Mittwoch, 21. Juli 2010

Spielplatz vs. Chinesischunterricht

In was für einer Welt leben wir eigentlich? Das frage ich mich immer öfter, weil mir die kuriosesten Dinge passieren oder mir über den Weg laufen. Was sind das für Menschen, mit denen ich diesen rather small planet hier teile? Die sich anmaßen Dinge über Menschen zu sagen, die sie garnicht kennen?
Genug dem Vorgeplenkel - gestern Abend, nach der 20.15 Romanze und den ganzen Polizei- und Agentenserien, als ich mich vor dieses eckige schwarze Ding namens Fernseher wagte, blickte mir doch prompt diese Mitdreißigerin ins Gesicht und behauptete, ich, die ich ja nicht wie ihre Tochter 4-sprachig aufgewachsen bin, weder Kunstfrüherziehung noch ein chinesisches Kindermädchen genossen habe, könne kein Weltoffener Mensch sein. Naja, indirekt wollte sie darauf hinaus.
Frau M. erzieht ihre 3-jährige Tochter zusammen mit ihrem algerischen Mann in 4 Sprachen (Deutsch, Englisch, Französisch und Chinesisch - darum auch das chinesische Kindermädchen, dass sich die Familie nach einem Jahr Leben in Hongkong anschuf), alle 4 Sprachen beherrscht das kleine süße Mädchen mit den schwarzen Haaren perfekt - so perfekt wie es eben für eine 3-jährige nur geht. Noch dazu besucht sie einmal pro Woche die Kunstschule, ihre Mutter geht mindestens einmal pro Monat mit ihr ins Ballett oder in die Oper. Als sie gefragt wird, was ihre Lieblingsbeschäftigung sei antwortet sie nur "Spielplatz". Pure Ironie, nicht?

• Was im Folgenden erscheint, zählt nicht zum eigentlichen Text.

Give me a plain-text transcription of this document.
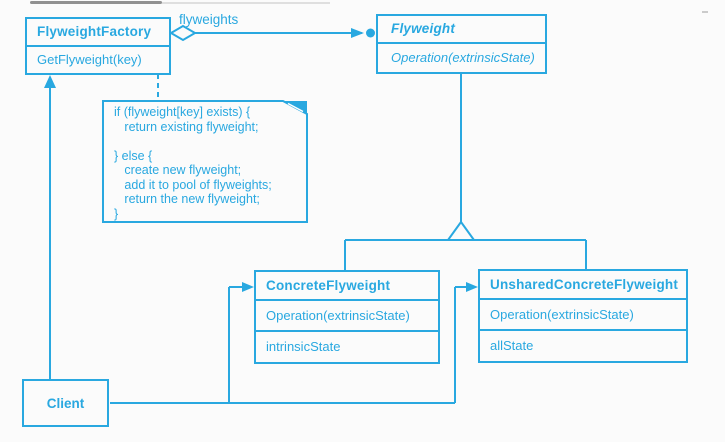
flyweights
FlyweightFactory
GetFlyweight(key)
Flyweight
Operation(extrinsicState)
if (flyweight[key] exists) {
return existing flyweight;

} else {
create new flyweight;
add it to pool of flyweights;
return the new flyweight;
}
ConcreteFlyweight
Operation(extrinsicState)
intrinsicState
UnsharedConcreteFlyweight
Operation(extrinsicState)
allState
Client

Frau M. im Interview: "Ich versuche meiner Tochter so viele Türen wie mögliche offen zu halten, ihr so viel wie möglich zu ermöglichen. nur so kann sie zu einem weltoffenen, globalisierten Bürger heranwachsen."
So, und jetzt komme ich, Tochter einer Durchschnitts Arbeiter-/Angestelltenfamilie. Ich bin weder in den Genuss von frühkindlicher Bilingualität noch von internationalen Förderschulen, Kunstunterricht oder frühkindlicher Förderung sondergleichen gekommen. Alles was ich hatte war eine Familie, Freunde, Straßen zum Spielen, Laternenpfähle, die nur darauf warteten erklommen zu werden und vor allem Spaß. Da wurde man dreckig, war laut und hat sich noch aus tiefstem Herzen ehrlich gefreut. Und nur weil ich eine durchschnitts Otto-Normal-Kindheit in einem kleinen Dörfchen hatte, soll ich kein weltoffener Mensch sein?
Tut mir Leid, aber manche Menschen würde ich echt gerne von dem Planeten hier kicken.